Il maestro del tè e l’assassino


55. Il maestro del tè e l’assassino

Taiko, un guerriero che visse in Giappone prima dell’era Tokugawa, studiava il Cha-no-yu, il rituale del tè, con Sen no Rikyu, un maestro che insegnava quell’estetica espressione di serenità e di appagamento.

Per l’aiutante di Taiko, il guerriero Kato, quell’entusiasmo del suo superiore per il cerimoniale del tè rappresentava una vera e propria incuria degli affari di stato, e per questo decise di uccidere Sen no Rikyu. Finse di fare una visita amichevole al maestro e fu da lui invitato a bere del tè.

Il maestro, che era molto esperto nella sua arte, capì subito l’intenzione del guerriero, così disse a Kato di lasciare la sua spada fuori prima di entrare nella stanza per la cerimonia, spiegandogli che il Cha-no-yu è il vero simbolo della pace.

Kato non volle saperne. «Io sono un guerriero» disse. «Non lascio mai la mia spada. Cha-no-yu o non Cha-no-yu, io la spada la tengo».

«E va bene. Tieniti la tua spada e vieni a bere un po’ di tè» acconsentì Sen no Rikyu. La teiera bolliva sul fuoco di carbonella. Tutt’a un tratto Sen no Rikyu la rovesciò. Si levò sibilando una nuvola di vapore che riempi la stanza di fumo e di cenere. Il guerriero, spaventato, corse fuori.

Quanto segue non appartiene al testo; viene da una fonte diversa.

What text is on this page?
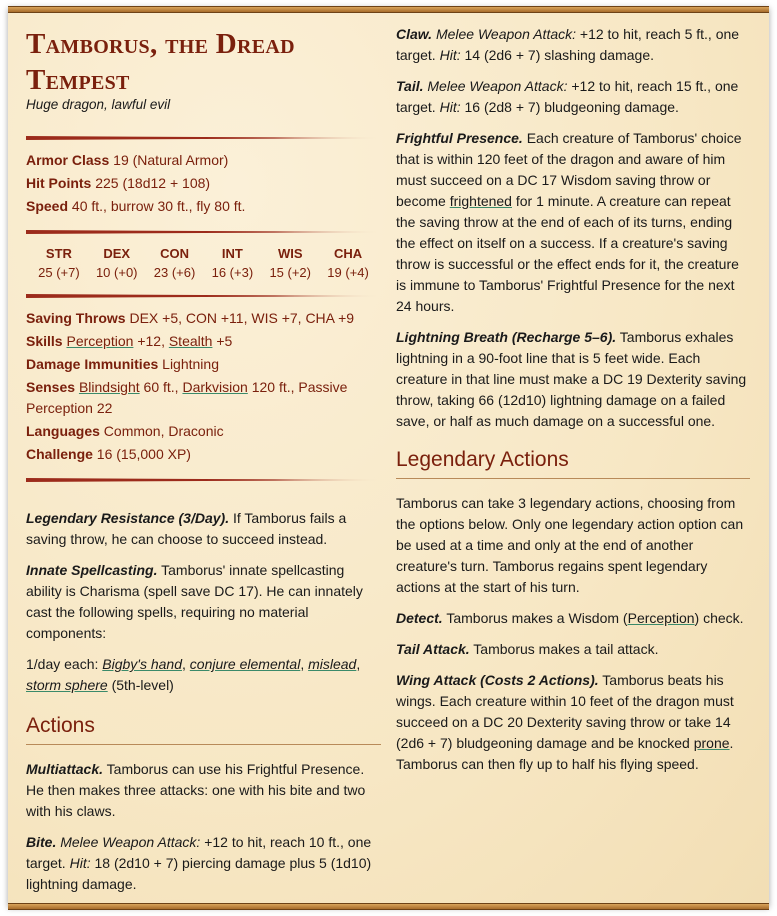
Tamborus, the Dread Tempest
Huge dragon, lawful evil
Armor Class 19 (Natural Armor)
Hit Points 225 (18d12 + 108)
Speed 40 ft., burrow 30 ft., fly 80 ft.
STR
25 (+7)
DEX
10 (+0)
CON
23 (+6)
INT
16 (+3)
WIS
15 (+2)
CHA
19 (+4)
Saving Throws DEX +5, CON +11, WIS +7, CHA +9
Skills Perception +12, Stealth +5
Damage Immunities Lightning
Senses Blindsight 60 ft., Darkvision 120 ft., Passive Perception 22
Languages Common, Draconic
Challenge 16 (15,000 XP)

Legendary Resistance (3/Day). If Tamborus fails a saving throw, he can choose to succeed instead.

Innate Spellcasting. Tamborus' innate spellcasting ability is Charisma (spell save DC 17). He can innately cast the following spells, requiring no material components:

1/day each: Bigby's hand, conjure elemental, mislead, storm sphere (5th-level)

Actions

Multiattack. Tamborus can use his Frightful Presence. He then makes three attacks: one with his bite and two with his claws.

Bite. Melee Weapon Attack: +12 to hit, reach 10 ft., one target. Hit: 18 (2d10 + 7) piercing damage plus 5 (1d10) lightning damage.

Claw. Melee Weapon Attack: +12 to hit, reach 5 ft., one target. Hit: 14 (2d6 + 7) slashing damage.

Tail. Melee Weapon Attack: +12 to hit, reach 15 ft., one target. Hit: 16 (2d8 + 7) bludgeoning damage.

Frightful Presence. Each creature of Tamborus' choice that is within 120 feet of the dragon and aware of him must succeed on a DC 17 Wisdom saving throw or become frightened for 1 minute. A creature can repeat the saving throw at the end of each of its turns, ending the effect on itself on a success. If a creature's saving throw is successful or the effect ends for it, the creature is immune to Tamborus' Frightful Presence for the next 24 hours.

Lightning Breath (Recharge 5–6). Tamborus exhales lightning in a 90-foot line that is 5 feet wide. Each creature in that line must make a DC 19 Dexterity saving throw, taking 66 (12d10) lightning damage on a failed save, or half as much damage on a successful one.

Legendary Actions

Tamborus can take 3 legendary actions, choosing from the options below. Only one legendary action option can be used at a time and only at the end of another creature's turn. Tamborus regains spent legendary actions at the start of his turn.

Detect. Tamborus makes a Wisdom (Perception) check.

Tail Attack. Tamborus makes a tail attack.

Wing Attack (Costs 2 Actions). Tamborus beats his wings. Each creature within 10 feet of the dragon must succeed on a DC 20 Dexterity saving throw or take 14 (2d6 + 7) bludgeoning damage and be knocked prone. Tamborus can then fly up to half his flying speed.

Il maestro di rituale del tè si scusò. «È stata colpa mia. Torna dentro a bere un po’ di tè. La tua spada l’ho qui io, è tutta coperta di cenere; dopo la pulirò e te la darò».

Stando così le cose, il guerriero capì che non era tanto facile uccidere il maestro del tè, e rinunciò all’idea.

 Tratto da 101 Storie Zen

The Tea-Master and The Assassin

Taiko, a warrior who lived in Japan before the Tokugawa era, studied Cha-no-yu, tea etiquette, with Sen no Rikyu, a teacher of that aesthetical expression of calmness and contentment.

Taiko’s attendant warrior Kato interpreted his superior’s enthusiasm for tea etiquette as negligence of state affairs, so he decided to kill Sen no Rikyu. He pretended to make a social call upon the tea-master and was invited to drink tea.

The master, who was well skilled in his art, saw at a glance the warrior’s intention, so he invited Kato to leave his sword outside before entering the room for the ceremony, explaining that Cha-no-yu represents peacefulness itself.

Kato would not listen to this. “I am a warrior,” he said. “I always have my sword with me. Cha-no-yu or no Cha-no-yu, I have my sword.”

“Very well. Bring your sword in and have some tea,” consented Sen no Rikyu.

The kettle was boiling on the charcoal fire. Suddenly Sen no Rikyu tipped it over. Hissing steam arose, filling the room with smoke and ashes. The startled warrior ran outside.

The tea-master apologized. “It was my mistake. Come back in and have some tea. I have your sword here covered with ashes and will clean it and give it to you.”

In this predicament the warrior realized he could not very well kill the tea-master, so he gave up the idea.